Uma tarde tristissima.
Desde manhã que uma chuva miudinha e impertinente cahia sem cessar. O céo, muito pesado, muito baixo, esmagava o meu espirito, fazia-me soffrer de quantas maguas inconfessadas existem na vida—tão cruel, tão absurda ás vezes!
A lama na estrada chegava ao passeio; as arvores lamentavam-se desoladamente, todas gottejantes e trémulas, chorando a primavera que tanto, tanto custava a chegar esse anno!
Bandos d’andorinhas passavam arrevoando junto á terra, piando, friorentas, saudades do sol, que deixaram lá em baixo a doirar minaretes agudos, a acariciar palmeiras, que ondulam brandamente as suas folhas em leque, e graves mulheres que passam envolvidas em brancas musselinas transparentes.
Encostada aos vidros da minha janella, eu olhava distrahida… Quem passaria por uma tarde assim?… A lama viscosa e pardacenta parecia querer subir, em maré cheia de tedio, a engolfar o mundo na sua molleza repugnante. Tardes ennodoadas e longas que ennoitam o nosso espirito, fazendo-nos perder a esperança de que jamais um raio de sol ou uma nesga de céo azul venha alvoroçar-nos em sonoridades de risos!
Uma rapariguinha passava, tão magra, tão pallidasita… A saia, muito fina, a cingir-se-lhe ao pobre corpo d’anemica; agasalhava-se tremendo n’um pedaço de velho chale esfarrapado e nas mãositas roxas segurava um pequeno embrulho.
Talvez seis annos…
E as botinas cambadas, maiores do que os pés, a enterrarem-se na lama, a não a deixarem andar depressa…
E a noite cahindo silenciosamente, e ella sósinha, no campo sombrio, áquella hora e n’aquella tarde tão abandonado e triste como um cemiterio.

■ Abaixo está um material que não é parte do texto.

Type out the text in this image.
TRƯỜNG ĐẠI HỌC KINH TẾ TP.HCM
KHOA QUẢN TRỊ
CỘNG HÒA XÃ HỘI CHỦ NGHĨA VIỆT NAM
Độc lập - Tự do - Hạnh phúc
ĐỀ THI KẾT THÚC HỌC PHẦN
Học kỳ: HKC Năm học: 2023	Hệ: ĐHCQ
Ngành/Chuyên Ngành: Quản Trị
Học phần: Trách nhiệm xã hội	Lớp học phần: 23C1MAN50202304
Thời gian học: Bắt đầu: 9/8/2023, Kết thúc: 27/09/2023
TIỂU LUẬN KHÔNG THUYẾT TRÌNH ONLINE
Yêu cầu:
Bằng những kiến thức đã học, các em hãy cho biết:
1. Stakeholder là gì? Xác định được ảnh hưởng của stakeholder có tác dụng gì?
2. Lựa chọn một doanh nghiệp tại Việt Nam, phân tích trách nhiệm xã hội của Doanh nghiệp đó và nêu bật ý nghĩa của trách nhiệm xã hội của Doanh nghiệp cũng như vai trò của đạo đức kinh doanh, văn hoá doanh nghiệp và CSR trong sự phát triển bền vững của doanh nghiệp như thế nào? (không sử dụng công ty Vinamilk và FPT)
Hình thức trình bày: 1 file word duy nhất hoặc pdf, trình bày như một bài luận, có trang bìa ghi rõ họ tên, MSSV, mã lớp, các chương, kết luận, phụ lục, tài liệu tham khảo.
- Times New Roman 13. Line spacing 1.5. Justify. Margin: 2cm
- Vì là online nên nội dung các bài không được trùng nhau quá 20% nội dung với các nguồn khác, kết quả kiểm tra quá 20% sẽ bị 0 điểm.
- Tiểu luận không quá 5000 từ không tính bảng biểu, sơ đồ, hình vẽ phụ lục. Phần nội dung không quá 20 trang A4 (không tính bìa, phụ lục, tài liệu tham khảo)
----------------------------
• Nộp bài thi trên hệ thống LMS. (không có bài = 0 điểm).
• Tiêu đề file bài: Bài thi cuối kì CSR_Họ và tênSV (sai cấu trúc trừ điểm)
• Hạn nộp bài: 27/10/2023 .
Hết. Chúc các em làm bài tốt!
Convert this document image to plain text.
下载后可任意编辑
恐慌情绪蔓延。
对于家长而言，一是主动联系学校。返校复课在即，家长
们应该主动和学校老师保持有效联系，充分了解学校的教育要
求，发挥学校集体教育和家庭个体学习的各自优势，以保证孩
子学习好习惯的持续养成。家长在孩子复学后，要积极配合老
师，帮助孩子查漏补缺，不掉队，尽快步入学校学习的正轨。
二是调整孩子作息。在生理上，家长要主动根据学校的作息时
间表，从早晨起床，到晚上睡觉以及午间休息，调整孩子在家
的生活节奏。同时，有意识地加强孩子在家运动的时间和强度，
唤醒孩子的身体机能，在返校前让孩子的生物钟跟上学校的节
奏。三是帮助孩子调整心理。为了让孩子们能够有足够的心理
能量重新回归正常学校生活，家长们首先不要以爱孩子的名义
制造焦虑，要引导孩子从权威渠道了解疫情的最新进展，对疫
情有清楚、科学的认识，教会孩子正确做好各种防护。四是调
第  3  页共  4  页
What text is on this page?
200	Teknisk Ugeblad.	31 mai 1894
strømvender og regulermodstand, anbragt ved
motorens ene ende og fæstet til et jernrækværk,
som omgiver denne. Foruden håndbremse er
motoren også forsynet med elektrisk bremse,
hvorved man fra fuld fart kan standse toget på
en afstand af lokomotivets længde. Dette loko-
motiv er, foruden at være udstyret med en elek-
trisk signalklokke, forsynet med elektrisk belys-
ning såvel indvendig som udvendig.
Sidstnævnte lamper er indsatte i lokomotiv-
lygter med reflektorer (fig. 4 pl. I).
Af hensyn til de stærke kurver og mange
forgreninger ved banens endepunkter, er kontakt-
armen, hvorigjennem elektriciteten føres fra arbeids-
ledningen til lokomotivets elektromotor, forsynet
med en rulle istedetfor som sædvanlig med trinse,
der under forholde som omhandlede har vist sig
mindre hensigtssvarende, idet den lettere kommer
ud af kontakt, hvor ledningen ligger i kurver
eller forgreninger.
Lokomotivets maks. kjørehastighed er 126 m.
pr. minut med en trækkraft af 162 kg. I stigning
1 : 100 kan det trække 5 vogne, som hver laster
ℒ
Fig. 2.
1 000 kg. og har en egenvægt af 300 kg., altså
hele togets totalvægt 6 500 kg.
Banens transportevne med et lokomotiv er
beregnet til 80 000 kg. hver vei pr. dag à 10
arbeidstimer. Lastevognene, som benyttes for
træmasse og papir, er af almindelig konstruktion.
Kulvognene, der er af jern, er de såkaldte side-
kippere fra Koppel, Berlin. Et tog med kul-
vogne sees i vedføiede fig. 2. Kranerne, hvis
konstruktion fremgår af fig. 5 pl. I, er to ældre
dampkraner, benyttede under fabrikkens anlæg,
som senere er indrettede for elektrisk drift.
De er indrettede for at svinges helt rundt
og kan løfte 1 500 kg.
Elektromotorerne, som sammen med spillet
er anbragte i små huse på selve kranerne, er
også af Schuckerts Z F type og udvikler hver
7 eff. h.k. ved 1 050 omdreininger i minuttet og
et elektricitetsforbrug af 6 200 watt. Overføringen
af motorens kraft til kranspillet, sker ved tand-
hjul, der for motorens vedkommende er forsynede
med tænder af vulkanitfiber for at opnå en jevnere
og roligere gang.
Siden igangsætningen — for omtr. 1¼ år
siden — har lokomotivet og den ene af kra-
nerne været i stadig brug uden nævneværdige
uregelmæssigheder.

Seguindo-a com o olhar, abstracta, quasi inconsciente, pensei: quantas crianças da mesma edade brincariam alegres e palreiras, em casas confortaveis, bem vestidas, quentes?… Quantas, n’essa hora vaga do cair da tarde, não correriam, sobraçando os arcos, rindo da chuva e do frio, por entre moitas verdejantes de lindos jardins, seguidas por loiras mestras altas e sérias? Bibes brancos a esvoaçar como azas de borboletas; finos cabellos encaracolados cahindo em maciezas de luz, a nimbar d’oiro Varezo cabecinhas graciosas… Bellas crianças feitas de mimos e de beijos, rosadas e fortes, promptas para a vida sem maguas nem canceiras.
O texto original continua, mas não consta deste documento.